Maxwell, being a reasonably wealthy mine owner, as well as the superintendent of the railroad, kept two cars; a runabout and a big touring-machine which, in the absence of his family, were both housed in a down-town garage. In the big car the twenty-mile drive over the Topaz Lake pike was quickly made.

Just before they came to the bridge over the Gloria, they passed an auto with two men in it going toward town. Oddly enough, as it seemed, the in-bound car gave them a wide berth, steering almost into the ditch at the passing, and speeding up to a racing clip as soon as the ditched machine had been yanked back into the roadway. Tarbell, who was driving the Maxwell car, stopped, jumped out, and examined the tracks of the other car by the help of a lighted match.

“That’s them,” he said laconically, when he resumed the steering-wheel. “That was the same car. It’s got a set o’ them new-fangled tires with creepers on ’em.”

“Hurry!” snapped Maxwell. “We don’t know what they’ve been doing to Stillings and Billy, this time.”

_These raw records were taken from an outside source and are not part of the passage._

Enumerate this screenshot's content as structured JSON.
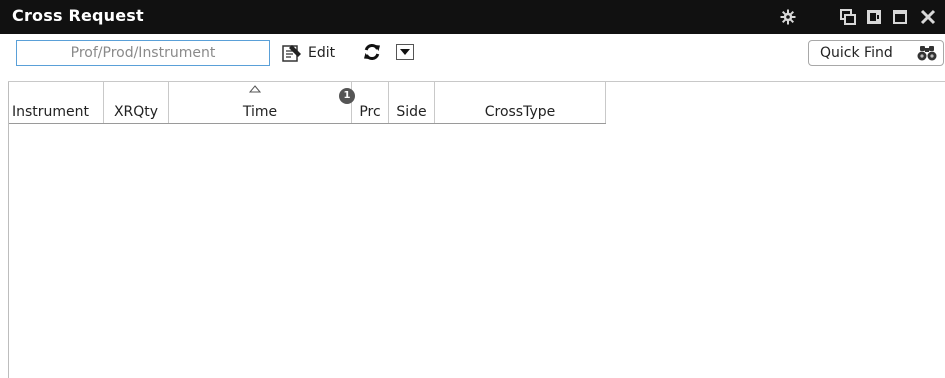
{
  "window": {
    "title": "Cross Request",
    "controls": [
      "gear-icon",
      "restore-icon",
      "pin-icon",
      "maximize-icon",
      "close-icon"
    ]
  },
  "toolbar": {
    "search_placeholder": "Prof/Prod/Instrument",
    "search_value": "",
    "edit_label": "Edit",
    "quick_find_label": "Quick Find",
    "icons": {
      "edit": "edit-icon",
      "refresh": "refresh-icon",
      "dropdown": "chevron-down-icon",
      "quick_find": "binoculars-icon"
    }
  },
  "grid": {
    "columns": [
      "Instrument",
      "XRQty",
      "Time",
      "Prc",
      "Side",
      "CrossType"
    ],
    "sorted_column": "Time",
    "sort_direction": "ascending",
    "sort_priority": "1",
    "rows": []
  },
  "colors": {
    "titlebar_bg": "#111111",
    "search_border": "#5aa0d8",
    "badge_bg": "#555555"
  }
}
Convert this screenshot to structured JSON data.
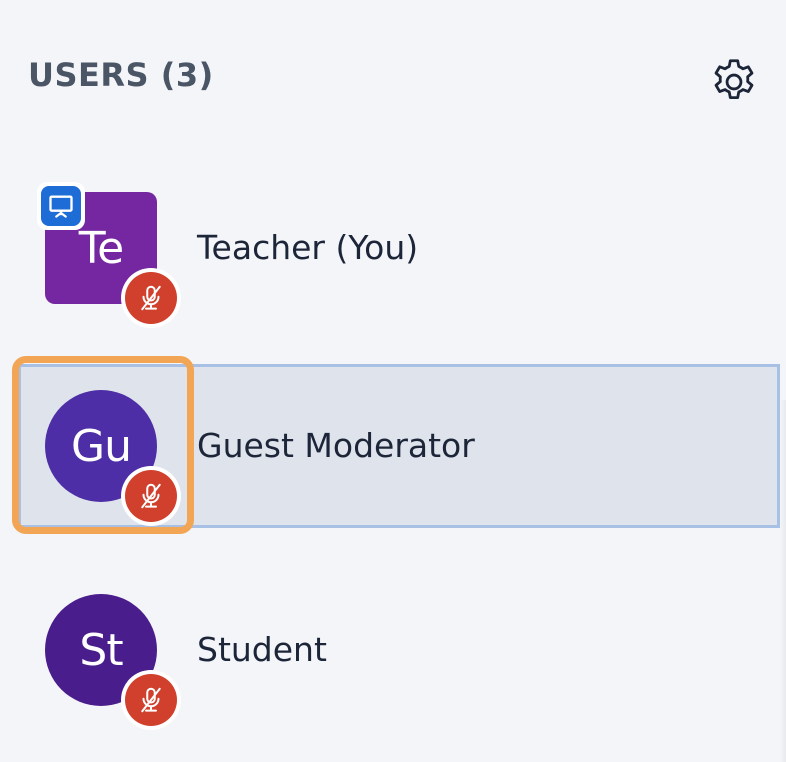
{
  "header": {
    "title": "USERS (3)",
    "settings_icon": "gear-icon"
  },
  "users": [
    {
      "initials": "Te",
      "name": "Teacher (You)",
      "avatar_shape": "square",
      "avatar_color": "#7427a0",
      "is_presenter": true,
      "muted": true,
      "selected": false
    },
    {
      "initials": "Gu",
      "name": "Guest Moderator",
      "avatar_shape": "circle",
      "avatar_color": "#4d2ea6",
      "is_presenter": false,
      "muted": true,
      "selected": true
    },
    {
      "initials": "St",
      "name": "Student",
      "avatar_shape": "circle",
      "avatar_color": "#4a1d8c",
      "is_presenter": false,
      "muted": true,
      "selected": false
    }
  ],
  "colors": {
    "background": "#f4f5f9",
    "muted_badge": "#d0402c",
    "presenter_badge": "#1e6cd6",
    "selection_border": "#a7c0e4",
    "focus_ring": "#f2a655"
  }
}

Happily they soon found that the evening visit of the two unknown men to the abandoned prospect shaft had been charitable rather than malevolent. Stillings, who was the first of the two captives to be hauled out of the dark pit on the mountain side, told them that another basket of food had just been lowered by a string into the shaft. And when Starbuck came up he brought the basket with him.

Singularly enough, the two rescued ones had no explanation to offer; or, at least, none that served to explain anything. It transpired that they had dined together in the town house of the club the evening before, and had afterward gone to the theatre together. After the play they had taken a taxi to go to Stillings’s house in the suburbs to sleep. An auto had followed them, and when they had dismissed the taxi they had been set upon by a number of masked men who tumbled out of the pursuing car. Since they had no weapons, they were quickly overpowered, thrown into the car, carried off to the mountains, and dumped into the prospect hole, the rope by which they had been lowered being thrown in after them. That was all.

“And you don’t know what it was for?” asked Sprague, when they were rolling evenly back to the city with Starbuck at the steering-wheel.

“No more than you do,” was the lawyer’s answer. “Billy and I have speculated over it all day—having no other way of amusing ourselves—and it’s a perfectly blind trail. Billy says he knows I must have been the one they were after, and I say he must have been the one. You can take your choice.”

At the club town house the two rescued ones were set down, and Tarbell was released to go and get his well-earned rest after the twenty-four-hour task of shadow work.

“Get yourself in shape to go on an advisory committee with us as soon as you can, Robert,” was Sprague’s injunction to the attorney; and then Maxwell drove down to the railroad building, and the expert was with him when he went up to the despatcher’s office.